Researchers analyzed data on members of several ongoing cohorts of people with HIV who had no initial history of cancer, looking at cancer diagnoses among them between 2004 and 2015.
Out of 35,424 participants, 46 percent were smokers and 20 percent were ex-smokers at the beginning of the study. During the follow-up period, the group was diagnosed with 1,980 cancers, including 242 lung cancers and 487 other cancers considered related to smoking.
The researchers found that for about the first year or so after they quit cigarettes, the participants’ risk of smoking-related cancers, save lung cancer, fell dramatically and after that hit a level comparable to that of nonsmoking people with HIV. This drop in risk was unaffected by participants’ age, CD4 count or sex.
When it came to lung cancer, after the researchers adjusted the data for various factors, they found that the risk remained more than eightfold higher for HIV-positive ex-smokers for as long as five years after they quit cigarettes compared with HIV-positive never smokers. HIV-negative smokers, on the other hand, start to experience a decline in risk of lung cancer within five to nine years of quitting.
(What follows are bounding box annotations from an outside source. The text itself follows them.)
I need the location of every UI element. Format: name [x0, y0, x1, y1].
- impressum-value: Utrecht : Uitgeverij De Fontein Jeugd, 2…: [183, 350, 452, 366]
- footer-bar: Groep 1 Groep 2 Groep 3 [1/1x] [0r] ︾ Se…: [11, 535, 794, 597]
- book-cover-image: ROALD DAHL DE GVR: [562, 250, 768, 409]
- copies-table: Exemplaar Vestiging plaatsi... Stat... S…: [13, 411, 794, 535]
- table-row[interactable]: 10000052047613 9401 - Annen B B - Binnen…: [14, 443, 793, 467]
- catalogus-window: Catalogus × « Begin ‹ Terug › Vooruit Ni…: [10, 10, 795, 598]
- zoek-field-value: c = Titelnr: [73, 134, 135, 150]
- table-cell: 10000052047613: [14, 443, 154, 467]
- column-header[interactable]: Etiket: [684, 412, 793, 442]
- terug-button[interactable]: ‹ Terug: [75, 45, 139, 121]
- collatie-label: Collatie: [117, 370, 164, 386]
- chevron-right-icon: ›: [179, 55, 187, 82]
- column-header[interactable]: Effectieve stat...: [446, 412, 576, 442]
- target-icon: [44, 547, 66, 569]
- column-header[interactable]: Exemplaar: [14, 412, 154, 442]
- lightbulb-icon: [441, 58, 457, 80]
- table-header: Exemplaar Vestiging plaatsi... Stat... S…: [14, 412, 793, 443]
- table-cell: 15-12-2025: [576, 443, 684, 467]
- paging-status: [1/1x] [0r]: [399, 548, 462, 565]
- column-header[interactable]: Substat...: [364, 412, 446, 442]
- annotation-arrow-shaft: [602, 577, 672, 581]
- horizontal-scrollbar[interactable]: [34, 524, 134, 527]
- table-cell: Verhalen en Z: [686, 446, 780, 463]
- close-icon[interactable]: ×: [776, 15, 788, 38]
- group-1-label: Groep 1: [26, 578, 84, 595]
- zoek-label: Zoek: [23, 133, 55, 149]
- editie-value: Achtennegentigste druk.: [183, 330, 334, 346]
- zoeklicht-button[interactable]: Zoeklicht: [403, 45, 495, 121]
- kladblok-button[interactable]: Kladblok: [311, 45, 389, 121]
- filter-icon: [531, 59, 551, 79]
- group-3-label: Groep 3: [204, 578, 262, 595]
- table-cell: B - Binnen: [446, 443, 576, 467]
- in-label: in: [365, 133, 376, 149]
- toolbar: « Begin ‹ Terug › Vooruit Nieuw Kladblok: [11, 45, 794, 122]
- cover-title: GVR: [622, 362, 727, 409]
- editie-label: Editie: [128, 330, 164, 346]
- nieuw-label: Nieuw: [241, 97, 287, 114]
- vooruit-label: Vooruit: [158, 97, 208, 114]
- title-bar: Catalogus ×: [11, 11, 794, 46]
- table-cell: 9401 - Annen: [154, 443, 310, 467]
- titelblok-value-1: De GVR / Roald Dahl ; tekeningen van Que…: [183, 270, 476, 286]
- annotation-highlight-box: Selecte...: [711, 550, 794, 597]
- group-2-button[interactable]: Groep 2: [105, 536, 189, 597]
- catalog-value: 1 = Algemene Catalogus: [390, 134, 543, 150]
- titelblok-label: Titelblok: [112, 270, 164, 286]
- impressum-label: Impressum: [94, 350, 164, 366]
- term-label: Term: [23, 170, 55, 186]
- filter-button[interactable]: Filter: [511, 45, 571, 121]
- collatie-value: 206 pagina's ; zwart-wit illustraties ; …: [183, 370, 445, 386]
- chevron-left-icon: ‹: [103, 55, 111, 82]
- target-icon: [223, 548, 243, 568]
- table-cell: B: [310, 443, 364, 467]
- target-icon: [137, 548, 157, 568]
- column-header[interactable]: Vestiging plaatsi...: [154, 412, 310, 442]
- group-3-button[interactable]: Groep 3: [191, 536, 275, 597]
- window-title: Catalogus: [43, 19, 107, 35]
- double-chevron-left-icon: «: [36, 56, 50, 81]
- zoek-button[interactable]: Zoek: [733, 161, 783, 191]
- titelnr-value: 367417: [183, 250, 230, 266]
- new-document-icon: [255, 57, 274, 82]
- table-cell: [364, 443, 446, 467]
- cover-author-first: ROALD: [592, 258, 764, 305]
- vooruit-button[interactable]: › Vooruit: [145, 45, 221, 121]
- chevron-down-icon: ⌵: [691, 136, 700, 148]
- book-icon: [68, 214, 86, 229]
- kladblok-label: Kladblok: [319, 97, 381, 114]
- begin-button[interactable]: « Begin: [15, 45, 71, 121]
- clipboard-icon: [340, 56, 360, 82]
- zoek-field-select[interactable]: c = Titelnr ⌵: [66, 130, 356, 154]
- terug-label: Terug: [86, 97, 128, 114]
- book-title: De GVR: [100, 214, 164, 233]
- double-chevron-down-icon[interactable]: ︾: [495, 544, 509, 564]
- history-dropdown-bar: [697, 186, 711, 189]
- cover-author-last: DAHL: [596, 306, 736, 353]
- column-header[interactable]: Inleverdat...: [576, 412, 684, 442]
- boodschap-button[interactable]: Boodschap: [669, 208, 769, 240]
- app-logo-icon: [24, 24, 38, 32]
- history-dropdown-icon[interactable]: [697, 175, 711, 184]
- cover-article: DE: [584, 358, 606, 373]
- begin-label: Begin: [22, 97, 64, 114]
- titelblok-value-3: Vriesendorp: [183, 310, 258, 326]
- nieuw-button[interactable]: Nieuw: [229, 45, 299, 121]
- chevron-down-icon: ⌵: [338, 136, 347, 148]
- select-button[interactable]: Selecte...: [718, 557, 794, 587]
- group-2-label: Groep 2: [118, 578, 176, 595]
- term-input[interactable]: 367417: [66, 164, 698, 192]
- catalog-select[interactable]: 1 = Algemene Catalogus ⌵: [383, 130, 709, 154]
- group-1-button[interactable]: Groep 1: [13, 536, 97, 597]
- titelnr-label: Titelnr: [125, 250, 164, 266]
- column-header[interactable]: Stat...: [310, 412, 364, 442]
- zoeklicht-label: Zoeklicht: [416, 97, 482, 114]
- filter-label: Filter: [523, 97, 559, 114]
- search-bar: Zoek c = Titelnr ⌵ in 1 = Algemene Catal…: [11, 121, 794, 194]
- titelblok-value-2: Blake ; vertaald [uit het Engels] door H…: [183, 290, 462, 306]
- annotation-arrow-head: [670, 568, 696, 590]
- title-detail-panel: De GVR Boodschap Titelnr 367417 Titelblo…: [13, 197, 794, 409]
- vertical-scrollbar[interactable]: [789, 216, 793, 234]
According to the study’s lead author, Leah Shepherd, a research associate at University College of London with a master’s in biostatistics, longer post-smoking-cessation follow-up may reveal an eventual downward slope in lung cancer risk among people with HIV; her team saw a hint of such a decline after the five-year mark.
Meanwhile, Shepherd notes, “Quitting smoking will improve your health and save you money as well as reduce the risk of cancers, cardiovascular disease and lung infections and lengthen life. It is one of the most powerful lifestyle changes for improved health and longevity that an individual can make, and it is never too late to quit.”